Employers have 3 months to follow new rules on foreign workers’ housing

KUALA LUMPUR: The government is giving employers three months to comply with amendments to the Workers’ Minimum Standards of Housing and Amenities Act 1990 that addresses living conditions of migrant workers in the midst of Covid-19 pandemic.

Human Resources Minister Datuk Seri M. Saravanan said the government is allowing for a grace period up to Aug 31 for the act, that comes into force on Monday, to allow employers room to make the necessary preparations.

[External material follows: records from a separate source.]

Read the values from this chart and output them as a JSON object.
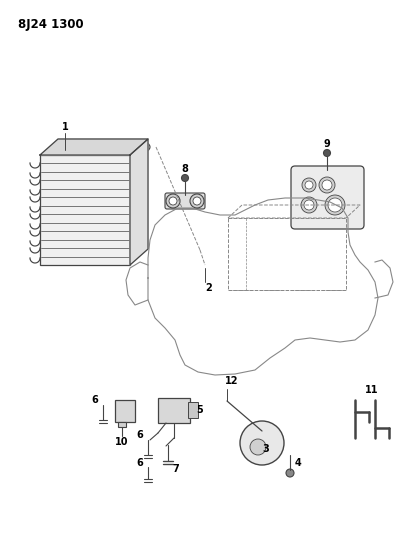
{
  "title": "8J24 1300",
  "bg_color": "#ffffff",
  "lc": "#444444",
  "lc_light": "#888888",
  "figsize": [
    4.02,
    5.33
  ],
  "dpi": 100
}
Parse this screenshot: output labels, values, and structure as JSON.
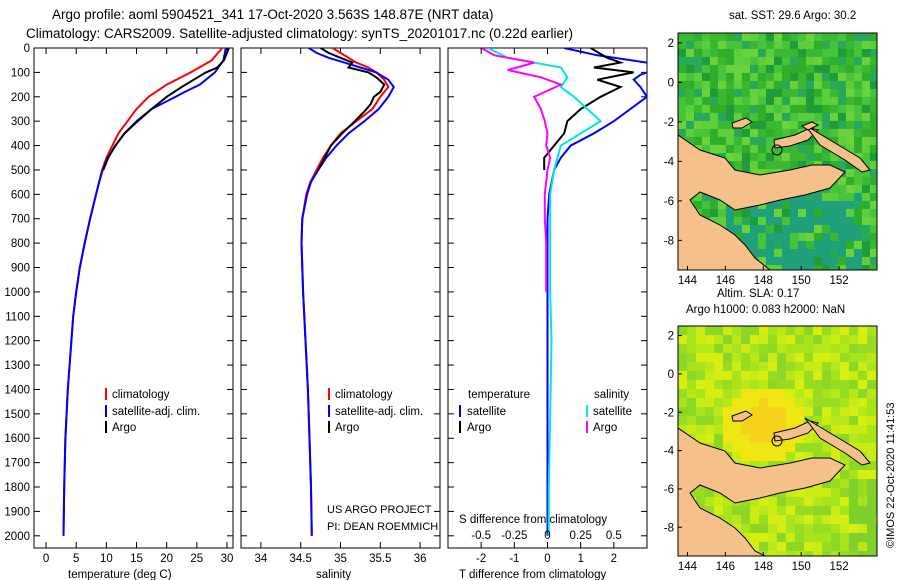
{
  "title": {
    "line1": "Argo profile: aoml 5904521_341 17-Oct-2020 3.563S 148.87E (NRT data)",
    "line2": "Climatology: CARS2009. Satellite-adjusted climatology: synTS_20201017.nc (0.22d earlier)"
  },
  "depth_ticks": [
    "0",
    "100",
    "200",
    "300",
    "400",
    "500",
    "600",
    "700",
    "800",
    "900",
    "1000",
    "1100",
    "1200",
    "1300",
    "1400",
    "1500",
    "1600",
    "1700",
    "1800",
    "1900",
    "2000"
  ],
  "colors": {
    "climatology": "#ff0000",
    "satellite": "#0000ff",
    "argo": "#000000",
    "sal_satellite": "#00e5e5",
    "sal_argo": "#ff00ff",
    "land": "#f5c08a",
    "ocean_deep": "#0a4fd0"
  },
  "chart_data": [
    {
      "type": "line",
      "panel": "temperature",
      "xlabel": "temperature (deg C)",
      "ylabel": "depth",
      "xlim": [
        -2,
        31
      ],
      "ylim": [
        2050,
        0
      ],
      "xticks": [
        0,
        5,
        10,
        15,
        20,
        25,
        30
      ],
      "xtick_labels": [
        "0",
        "5",
        "10",
        "15",
        "20",
        "25",
        "30"
      ],
      "legend": [
        "climatology",
        "satellite-adj. clim.",
        "Argo"
      ],
      "series": [
        {
          "name": "climatology",
          "depth": [
            0,
            50,
            100,
            150,
            200,
            250,
            300,
            350,
            400,
            450,
            500,
            550,
            600,
            700,
            800,
            900,
            1000,
            1100,
            1200,
            1400,
            1600,
            1800,
            2000
          ],
          "values": [
            29.2,
            27.5,
            24,
            20,
            17,
            15,
            13.5,
            12,
            11,
            10,
            9.3,
            8.8,
            8.3,
            7.3,
            6.4,
            5.6,
            5.0,
            4.5,
            4.2,
            3.6,
            3.2,
            3.0,
            2.9
          ]
        },
        {
          "name": "satellite-adj. clim.",
          "depth": [
            0,
            50,
            100,
            150,
            180,
            200,
            250,
            300,
            350,
            400,
            450,
            500,
            550,
            600,
            700,
            800,
            900,
            1000,
            1100,
            1200,
            1400,
            1600,
            1800,
            2000
          ],
          "values": [
            29.8,
            29.4,
            28,
            25.5,
            23,
            21.5,
            17.5,
            15,
            13,
            11.5,
            10.2,
            9.4,
            8.8,
            8.3,
            7.3,
            6.4,
            5.6,
            5.0,
            4.5,
            4.2,
            3.6,
            3.2,
            3.0,
            2.9
          ]
        },
        {
          "name": "Argo",
          "depth": [
            0,
            50,
            80,
            100,
            130,
            160,
            200,
            250,
            300,
            350,
            400,
            450,
            500
          ],
          "values": [
            30.3,
            29.5,
            28.4,
            26.5,
            24.5,
            22.5,
            20,
            17.5,
            15.2,
            13,
            11.5,
            10.3,
            9.5
          ]
        }
      ]
    },
    {
      "type": "line",
      "panel": "salinity",
      "xlabel": "salinity",
      "xlim": [
        33.75,
        36.25
      ],
      "ylim": [
        2050,
        0
      ],
      "xticks": [
        34,
        34.5,
        35,
        35.5,
        36
      ],
      "xtick_labels": [
        "34",
        "34.5",
        "35",
        "35.5",
        "36"
      ],
      "legend": [
        "climatology",
        "satellite-adj. clim.",
        "Argo"
      ],
      "annotation": [
        "US ARGO PROJECT",
        "PI: DEAN ROEMMICH"
      ],
      "series": [
        {
          "name": "climatology",
          "depth": [
            0,
            20,
            40,
            60,
            80,
            100,
            130,
            160,
            200,
            250,
            300,
            350,
            400,
            450,
            500,
            550,
            600,
            700,
            800,
            900,
            1000,
            1200,
            1400,
            1600,
            1800,
            2000
          ],
          "values": [
            34.9,
            35.0,
            35.1,
            35.2,
            35.35,
            35.45,
            35.55,
            35.6,
            35.5,
            35.4,
            35.2,
            35.0,
            34.88,
            34.78,
            34.7,
            34.62,
            34.57,
            34.52,
            34.51,
            34.52,
            34.53,
            34.56,
            34.59,
            34.61,
            34.63,
            34.64
          ]
        },
        {
          "name": "satellite-adj. clim.",
          "depth": [
            0,
            20,
            40,
            60,
            80,
            100,
            130,
            160,
            200,
            250,
            300,
            350,
            400,
            450,
            500,
            550,
            600,
            700,
            800,
            900,
            1000,
            1200,
            1400,
            1600,
            1800,
            2000
          ],
          "values": [
            34.6,
            34.7,
            34.85,
            35.05,
            35.25,
            35.45,
            35.6,
            35.67,
            35.6,
            35.48,
            35.3,
            35.1,
            34.95,
            34.82,
            34.72,
            34.63,
            34.58,
            34.52,
            34.51,
            34.52,
            34.53,
            34.56,
            34.59,
            34.61,
            34.63,
            34.64
          ]
        },
        {
          "name": "Argo",
          "depth": [
            0,
            20,
            40,
            60,
            80,
            100,
            120,
            150,
            180,
            200,
            230,
            260,
            300,
            350,
            400,
            450,
            500
          ],
          "values": [
            34.75,
            34.85,
            35.0,
            35.15,
            35.1,
            35.35,
            35.45,
            35.55,
            35.5,
            35.42,
            35.38,
            35.3,
            35.18,
            35.02,
            34.88,
            34.8,
            34.72
          ]
        }
      ]
    },
    {
      "type": "line",
      "panel": "difference",
      "xlabel": "T difference from climatology",
      "xlabel2": "S difference from climatology",
      "xlim": [
        -3,
        3
      ],
      "ylim": [
        2050,
        0
      ],
      "xticks": [
        -2,
        -1,
        0,
        1,
        2
      ],
      "xtick_labels": [
        "-2",
        "-1",
        "0",
        "1",
        "2"
      ],
      "sticks": [
        -0.5,
        -0.25,
        0,
        0.25,
        0.5
      ],
      "stick_labels": [
        "-0.5",
        "-0.25",
        "0",
        "0.25",
        "0.5"
      ],
      "legend_temperature_title": "temperature",
      "legend_salinity_title": "salinity",
      "legend_temperature": [
        "satellite",
        "Argo"
      ],
      "legend_salinity": [
        "satellite",
        "Argo"
      ],
      "series": [
        {
          "name": "T satellite",
          "depth": [
            0,
            30,
            60,
            90,
            110,
            130,
            160,
            200,
            250,
            300,
            350,
            400,
            450,
            500,
            600,
            700,
            800,
            1000,
            1200,
            1500,
            2000
          ],
          "values": [
            0.5,
            1.5,
            3,
            3.2,
            2.8,
            2.6,
            2.8,
            3.0,
            2.5,
            2.0,
            1.4,
            0.7,
            0.4,
            0.2,
            0.05,
            0,
            0,
            0,
            0,
            0,
            0
          ]
        },
        {
          "name": "T Argo",
          "depth": [
            0,
            40,
            60,
            80,
            100,
            130,
            160,
            200,
            250,
            300,
            350,
            400,
            450,
            500
          ],
          "values": [
            1.3,
            1.8,
            2.2,
            1.4,
            2.6,
            1.5,
            2.2,
            1.6,
            1.0,
            0.6,
            0.5,
            0.2,
            -0.1,
            -0.1
          ]
        },
        {
          "name": "S satellite",
          "depth": [
            0,
            40,
            80,
            120,
            160,
            200,
            250,
            300,
            400,
            500,
            600,
            800,
            1000,
            1200,
            1500,
            1800,
            2000
          ],
          "values": [
            -0.45,
            -0.3,
            0.1,
            0.15,
            0.1,
            0.2,
            0.3,
            0.4,
            0.1,
            0.05,
            0.02,
            0.02,
            0.02,
            0.03,
            0.02,
            0.01,
            0.01
          ]
        },
        {
          "name": "S Argo",
          "depth": [
            0,
            30,
            60,
            90,
            120,
            150,
            200,
            250,
            300,
            350,
            400,
            450,
            500,
            600,
            700,
            800,
            1000
          ],
          "values": [
            -0.5,
            -0.4,
            -0.1,
            -0.3,
            -0.05,
            0.1,
            -0.1,
            -0.05,
            -0.02,
            0,
            -0.01,
            0.02,
            0,
            -0.02,
            -0.02,
            -0.01,
            -0.01
          ]
        }
      ]
    },
    {
      "type": "heatmap",
      "panel": "sst-map",
      "title": "sat. SST: 29.6 Argo: 30.2",
      "xlim": [
        143.5,
        154
      ],
      "ylim": [
        -9.5,
        2.5
      ],
      "xticks": [
        144,
        146,
        148,
        150,
        152
      ],
      "xtick_labels": [
        "144",
        "146",
        "148",
        "150",
        "152"
      ],
      "yticks": [
        2,
        0,
        -2,
        -4,
        -6,
        -8
      ],
      "ytick_labels": [
        "2",
        "0",
        "-2",
        "-4",
        "-6",
        "-8"
      ],
      "float_position": [
        148.87,
        -3.563
      ]
    },
    {
      "type": "heatmap",
      "panel": "sla-map",
      "title_line1": "Altim. SLA: 0.17",
      "title_line2": "Argo h1000: 0.083 h2000: NaN",
      "xlim": [
        143.5,
        154
      ],
      "ylim": [
        -9.5,
        2.5
      ],
      "xticks": [
        144,
        146,
        148,
        150,
        152
      ],
      "xtick_labels": [
        "144",
        "146",
        "148",
        "150",
        "152"
      ],
      "yticks": [
        2,
        0,
        -2,
        -4,
        -6,
        -8
      ],
      "ytick_labels": [
        "2",
        "0",
        "-2",
        "-4",
        "-6",
        "-8"
      ],
      "float_position": [
        148.87,
        -3.563
      ]
    }
  ],
  "credit": "©IMOS 22-Oct-2020 11:41:53"
}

He said the amendments passed in Dewan Rakyat and Dewan Negara in July last year has been extended to cover the housing and accommodation for workers in all sectors across Peninsular Malaysia and Labuan.

Earlier, it was only empowered to govern such aspects related to plantations that are more than 20 acres(8.09ha) in size and the mining sector.

“Act 446, (amendment) 2019 also hopes to enhance the 2018 guidelines of accommodation for foreign workers that were prepared by the Peninsular Malaysia Labour Department.

“This covers a minimum standard for space requirement for the workers’ accommodations, basic facilities for the housing and workers, and safety and hygiene elements that employers need to put emphasis on.”

“Foreign workers are among the high-risk group for the spread of Covid-19 as they are cramped and crowded into single housing units that have poor hygiene,” he said in a statement today.

He further said that the ministry also agrees with the Malaysian Medical Association on the need for a standard operating procedure (SOP) to enable the implementation of these minimum standards for housing and basic facilities.

“We hope that the enforcement of the amendment, including the news rules to regulate the standard of housing and workers’ facilities would prevent the spread of the Covid-19 pandemic, which is in line with the International Labour Organisation’s Recommendation 115 (Workers Housing Recommendation, 1961).”

The amendments such as the overall act is, however, restricted to Peninsular Malaysia and Labuan.